Thomas Dewey, who began by endorsing the Roosevelt foreign policy, had hastily to change his view to conform to the High Command strategy--went so far as to "guarantee" that if he were elected he would not go to war under any circumstances. And Arthur Vandenberg, with the marvelous bad timing which usually distinguishes him, came out with a similar "guarantee" at the very moment the German armies rolled into Holland and Belgium.

But the new invasion has conclusively demonstrated that the war is inevitably our concern. It has utterly destroyed the central isolationist thesis that it is possible to stay out of war simply by making up our mind that we want to stay out of war and rigorously refraining from giving the bandit nations cause for taking offense. Norway, Holland, Belgium, and Luxembourg all did precisely that.

Worse, the invasion has opened up the terrifying possibility that even by the time of the national conventions Britain and France may be beaten, leaving us to face the Nazi threat without adequate arms. And in any case, it has made it quite plain that the war which has now really begun involves the fate of Western civilization.

The Republicans are left high and dry without a program. And they deserve it. The whole plan was one which deliberately jeopardized the national interest for political advantage, for nobody can honestly "guarantee" to keep us out of war for four years, or even for four months.

The U. S.

Our Entry Into War Would Not Aid Allies Now

The heated argument as to whether we ought to get into the war in Europe--which, incidentally, is being mainly carried on by the "isolationists"--seems a little beside the point.

Plain fact is that we can do nothing to aid the Allies in their immediate jam. It took us four months last time to put an army into action in France. And there is no prospect it would take less than a year again. By that time the struggle in northwestern Europe either should have come to a decision or settled into a stalemate.

If our hands were free at sea, we could certainly stop the Italian brigand who is busily whipping up his country to play the jackal at the feast he smells coming. The mere threat of the intervention of the American Navy would probably be sufficient--if he were convinced that we mean it. But he knows all too well that we couldn't mean it.

The moment the American battlefleet leaves its present station off Hawaii, the Japanese are virtually certain to seize the Dutch East Indies and get control of the rubber and tin we must have for war.

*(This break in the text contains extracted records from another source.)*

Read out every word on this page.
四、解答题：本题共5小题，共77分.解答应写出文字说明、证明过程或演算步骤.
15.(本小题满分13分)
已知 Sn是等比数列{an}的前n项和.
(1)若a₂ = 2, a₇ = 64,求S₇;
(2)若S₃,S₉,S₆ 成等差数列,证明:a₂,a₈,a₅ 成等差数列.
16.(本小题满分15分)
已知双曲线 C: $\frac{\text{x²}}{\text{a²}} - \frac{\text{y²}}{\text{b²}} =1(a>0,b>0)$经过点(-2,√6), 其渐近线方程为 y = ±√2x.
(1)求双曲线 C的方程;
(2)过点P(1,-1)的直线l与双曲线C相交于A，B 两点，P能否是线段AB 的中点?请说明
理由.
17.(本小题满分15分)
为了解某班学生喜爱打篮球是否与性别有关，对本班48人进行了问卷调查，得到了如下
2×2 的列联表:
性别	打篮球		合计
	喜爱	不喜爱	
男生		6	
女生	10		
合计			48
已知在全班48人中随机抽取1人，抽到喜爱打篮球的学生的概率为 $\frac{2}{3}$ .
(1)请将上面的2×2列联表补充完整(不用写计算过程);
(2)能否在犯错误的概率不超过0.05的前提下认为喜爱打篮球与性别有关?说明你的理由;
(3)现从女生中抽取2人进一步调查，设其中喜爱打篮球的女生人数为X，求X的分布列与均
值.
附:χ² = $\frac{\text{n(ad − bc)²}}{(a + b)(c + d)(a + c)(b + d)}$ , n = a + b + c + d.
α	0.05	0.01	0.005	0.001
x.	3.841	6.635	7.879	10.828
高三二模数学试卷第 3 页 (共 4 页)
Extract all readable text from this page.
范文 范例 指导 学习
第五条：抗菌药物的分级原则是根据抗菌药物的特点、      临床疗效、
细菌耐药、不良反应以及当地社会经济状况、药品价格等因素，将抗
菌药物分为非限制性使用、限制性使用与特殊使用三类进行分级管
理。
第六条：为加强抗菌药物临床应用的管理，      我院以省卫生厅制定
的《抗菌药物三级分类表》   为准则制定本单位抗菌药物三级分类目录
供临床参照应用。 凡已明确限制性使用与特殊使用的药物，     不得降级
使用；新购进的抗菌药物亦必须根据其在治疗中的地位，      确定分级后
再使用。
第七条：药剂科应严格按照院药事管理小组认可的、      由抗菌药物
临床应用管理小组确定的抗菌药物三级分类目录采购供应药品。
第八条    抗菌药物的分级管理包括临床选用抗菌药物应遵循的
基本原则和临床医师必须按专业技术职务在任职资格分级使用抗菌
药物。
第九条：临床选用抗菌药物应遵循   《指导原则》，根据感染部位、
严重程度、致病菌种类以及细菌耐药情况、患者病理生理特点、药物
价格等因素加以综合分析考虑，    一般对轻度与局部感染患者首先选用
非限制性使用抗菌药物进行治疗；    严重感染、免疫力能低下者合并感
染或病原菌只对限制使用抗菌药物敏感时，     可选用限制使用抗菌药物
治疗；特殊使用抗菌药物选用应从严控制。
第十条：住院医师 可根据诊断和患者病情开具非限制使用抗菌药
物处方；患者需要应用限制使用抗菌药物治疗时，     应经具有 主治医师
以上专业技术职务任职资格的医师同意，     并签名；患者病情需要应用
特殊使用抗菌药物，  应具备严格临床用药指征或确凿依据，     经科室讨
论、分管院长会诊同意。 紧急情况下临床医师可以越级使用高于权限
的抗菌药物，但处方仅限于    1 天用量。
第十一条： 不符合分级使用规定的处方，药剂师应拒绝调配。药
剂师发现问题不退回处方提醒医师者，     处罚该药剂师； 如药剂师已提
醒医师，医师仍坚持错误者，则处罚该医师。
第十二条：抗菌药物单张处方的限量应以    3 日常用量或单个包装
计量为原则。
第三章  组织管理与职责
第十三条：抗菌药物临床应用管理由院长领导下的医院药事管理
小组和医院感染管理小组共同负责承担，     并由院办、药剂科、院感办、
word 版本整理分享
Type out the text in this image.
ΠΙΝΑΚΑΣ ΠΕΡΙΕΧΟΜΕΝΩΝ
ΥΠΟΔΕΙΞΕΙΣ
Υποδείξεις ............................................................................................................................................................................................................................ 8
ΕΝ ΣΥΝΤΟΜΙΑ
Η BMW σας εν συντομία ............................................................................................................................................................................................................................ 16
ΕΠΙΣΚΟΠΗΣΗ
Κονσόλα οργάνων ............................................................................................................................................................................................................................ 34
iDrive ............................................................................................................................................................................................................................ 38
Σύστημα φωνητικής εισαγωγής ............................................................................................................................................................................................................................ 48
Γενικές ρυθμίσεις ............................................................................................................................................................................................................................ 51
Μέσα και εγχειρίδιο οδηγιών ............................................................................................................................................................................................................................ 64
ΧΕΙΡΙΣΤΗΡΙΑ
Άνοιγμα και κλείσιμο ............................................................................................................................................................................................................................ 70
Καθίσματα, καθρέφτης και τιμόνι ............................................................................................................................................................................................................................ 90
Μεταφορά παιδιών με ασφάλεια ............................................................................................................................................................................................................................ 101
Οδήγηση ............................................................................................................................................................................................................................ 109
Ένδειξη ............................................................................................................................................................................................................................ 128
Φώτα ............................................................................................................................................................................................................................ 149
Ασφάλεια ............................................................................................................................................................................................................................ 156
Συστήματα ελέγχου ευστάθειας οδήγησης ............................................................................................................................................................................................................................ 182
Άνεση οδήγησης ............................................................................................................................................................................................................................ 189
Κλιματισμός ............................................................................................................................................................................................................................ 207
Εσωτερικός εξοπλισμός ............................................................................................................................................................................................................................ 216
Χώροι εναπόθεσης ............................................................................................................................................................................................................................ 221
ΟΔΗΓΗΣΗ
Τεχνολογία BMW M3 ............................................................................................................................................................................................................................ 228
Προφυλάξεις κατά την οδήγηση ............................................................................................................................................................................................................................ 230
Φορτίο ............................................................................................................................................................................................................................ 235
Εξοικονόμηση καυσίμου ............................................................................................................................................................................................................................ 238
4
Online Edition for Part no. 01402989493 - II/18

The things we can really do for some early effect on the war are:

1--Unless our boasted technical skill and industrial resources are a myth, we ought to be able to build up in a few months an airplane industry which would dwarf our present one, and which would turn out planes at a rate far beyond that possible to Adolf Hitler and his fellow criminals.

2--At the same time we ought to be able to build up a great machine for turning out munitions, tanks, and so on.

3--We can lay aside bootless arguments about the old war debts and prepare to finance these aids to the Allies.

All these things can be done without any declaration of war on our part. All we need is mere enabling legislation by Congress.

It is true enough that, if the Allies still lost, we should probably find ourselves in for war with Hitler. But we should probably come to that eventually in any case. And we would at least be in better condition to meet it.

It is also true that it would be costly--certainly no minor consideration in a country in which expenditure is already staggering. Nevertheless, it would be far less costly than even a few months of a struggle with Hitler on our own account.

In any case, and whether we like it or not, these are in reality the only feasible things we can do at present. A declaration of war now would simply be a preparation for a contest which may cease to exist before we can get ready. And the need for arming our own forces would probably simply have the effect of shutting off from the Allies the planes and so on that they are already getting from us.